This thread is about the historical reality of Noah. I’m just going to go back to the post I made before I participated in its derailment.
The story of Noah is physically, psychologically and spiritually true.
Physically speaking, Noah to my way of thinking, would be an actual person. As opposed to other sacred writings in the world, we have in Christ, God actually entering into His creation to bring it into communion, within Himself. The Bible is historical, in addition to ontological, religious truth. Jesus in that respect is at the centre of time. What follows later, tells of Him; before His entry into time, He was foretold. The relationship between mankind and God, His will and efforts to facilitate our reconciliation with Him are revealed in the person who was Noah. I believe there was a flood that encompassed the world as it was known to Noah and that he did build an ark that would have contained his family and animals. The water would have destroyed those neighbours, who had abandoned God’s ways. Some people ask why God does not get rid of people who do evil. He does not because we all do evil and we are all His children, whom He loves. It would likely have turned out that had He done otherwise, all humanity would have perished - no Jewish people and no community to take their place to receive Jesus.

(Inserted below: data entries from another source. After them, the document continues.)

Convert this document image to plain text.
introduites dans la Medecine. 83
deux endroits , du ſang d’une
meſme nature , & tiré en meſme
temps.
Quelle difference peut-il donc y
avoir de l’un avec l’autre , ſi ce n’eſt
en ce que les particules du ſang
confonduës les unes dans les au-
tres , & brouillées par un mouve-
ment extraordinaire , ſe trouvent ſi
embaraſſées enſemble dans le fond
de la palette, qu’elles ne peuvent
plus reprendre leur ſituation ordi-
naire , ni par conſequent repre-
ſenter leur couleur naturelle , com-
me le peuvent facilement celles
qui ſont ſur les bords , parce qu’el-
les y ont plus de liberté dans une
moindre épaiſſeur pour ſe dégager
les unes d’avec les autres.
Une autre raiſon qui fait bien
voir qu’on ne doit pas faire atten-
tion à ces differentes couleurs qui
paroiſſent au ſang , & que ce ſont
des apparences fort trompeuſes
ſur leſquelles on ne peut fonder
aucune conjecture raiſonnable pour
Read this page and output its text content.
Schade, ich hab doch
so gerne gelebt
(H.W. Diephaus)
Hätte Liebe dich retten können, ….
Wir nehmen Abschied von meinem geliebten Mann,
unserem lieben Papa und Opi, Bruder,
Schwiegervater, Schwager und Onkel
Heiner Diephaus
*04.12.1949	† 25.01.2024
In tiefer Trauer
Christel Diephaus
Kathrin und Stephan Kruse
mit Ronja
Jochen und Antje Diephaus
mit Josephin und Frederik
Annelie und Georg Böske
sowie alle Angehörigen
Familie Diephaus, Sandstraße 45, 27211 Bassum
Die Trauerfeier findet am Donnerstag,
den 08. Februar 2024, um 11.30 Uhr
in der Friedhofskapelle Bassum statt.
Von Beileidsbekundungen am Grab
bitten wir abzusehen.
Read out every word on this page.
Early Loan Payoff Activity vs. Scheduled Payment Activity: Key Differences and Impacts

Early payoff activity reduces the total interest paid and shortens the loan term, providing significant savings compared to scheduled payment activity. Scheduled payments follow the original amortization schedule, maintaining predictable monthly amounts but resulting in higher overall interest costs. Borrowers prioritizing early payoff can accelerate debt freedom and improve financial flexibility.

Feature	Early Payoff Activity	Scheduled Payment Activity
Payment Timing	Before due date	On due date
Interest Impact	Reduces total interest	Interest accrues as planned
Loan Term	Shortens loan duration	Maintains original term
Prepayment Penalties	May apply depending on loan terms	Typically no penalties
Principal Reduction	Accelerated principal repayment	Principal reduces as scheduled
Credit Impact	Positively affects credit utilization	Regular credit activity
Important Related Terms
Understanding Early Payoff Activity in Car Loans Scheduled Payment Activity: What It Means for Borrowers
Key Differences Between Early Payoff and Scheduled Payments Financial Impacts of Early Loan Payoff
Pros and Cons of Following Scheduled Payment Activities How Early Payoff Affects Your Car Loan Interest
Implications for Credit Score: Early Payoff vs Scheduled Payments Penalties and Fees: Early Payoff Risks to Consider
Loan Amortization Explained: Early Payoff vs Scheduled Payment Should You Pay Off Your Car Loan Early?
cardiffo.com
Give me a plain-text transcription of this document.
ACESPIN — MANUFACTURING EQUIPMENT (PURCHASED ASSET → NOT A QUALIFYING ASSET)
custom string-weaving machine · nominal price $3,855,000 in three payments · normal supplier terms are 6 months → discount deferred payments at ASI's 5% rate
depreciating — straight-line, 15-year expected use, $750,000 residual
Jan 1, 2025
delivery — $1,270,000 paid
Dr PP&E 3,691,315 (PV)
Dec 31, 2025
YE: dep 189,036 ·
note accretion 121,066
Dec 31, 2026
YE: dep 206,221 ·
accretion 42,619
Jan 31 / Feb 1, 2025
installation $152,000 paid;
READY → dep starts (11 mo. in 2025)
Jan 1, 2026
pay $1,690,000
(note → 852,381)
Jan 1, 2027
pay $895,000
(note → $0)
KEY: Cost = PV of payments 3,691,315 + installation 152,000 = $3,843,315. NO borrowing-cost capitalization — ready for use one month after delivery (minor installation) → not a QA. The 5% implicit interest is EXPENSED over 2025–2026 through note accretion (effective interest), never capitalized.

Psychologically, we are under the influence of very powerful emotions that may conflict with external and internal reality. We have to manage them so as to not harm others and to not hurt ourselves. Around the time of our first communion, which grants the grace to do so, we learn to control those feelings. They go under water, they become unconscious, although the events and stresses of life may awaken them. The story of Noah resonates with what we experience in ourselves as we grow into childhood, accepting our responsibilities.
Spiritually it is a revelation of the cross, as was the scene in the Garden. The wood of the tree from which we appropriated what belonged to God, now embraces us. Christ should have been at the Centre of our garden, our relationship with the world and each other. But here in Noah, He washes away the sin and reconstitutes what should have been in a new Garden, in the temple of the ark and in our hearts.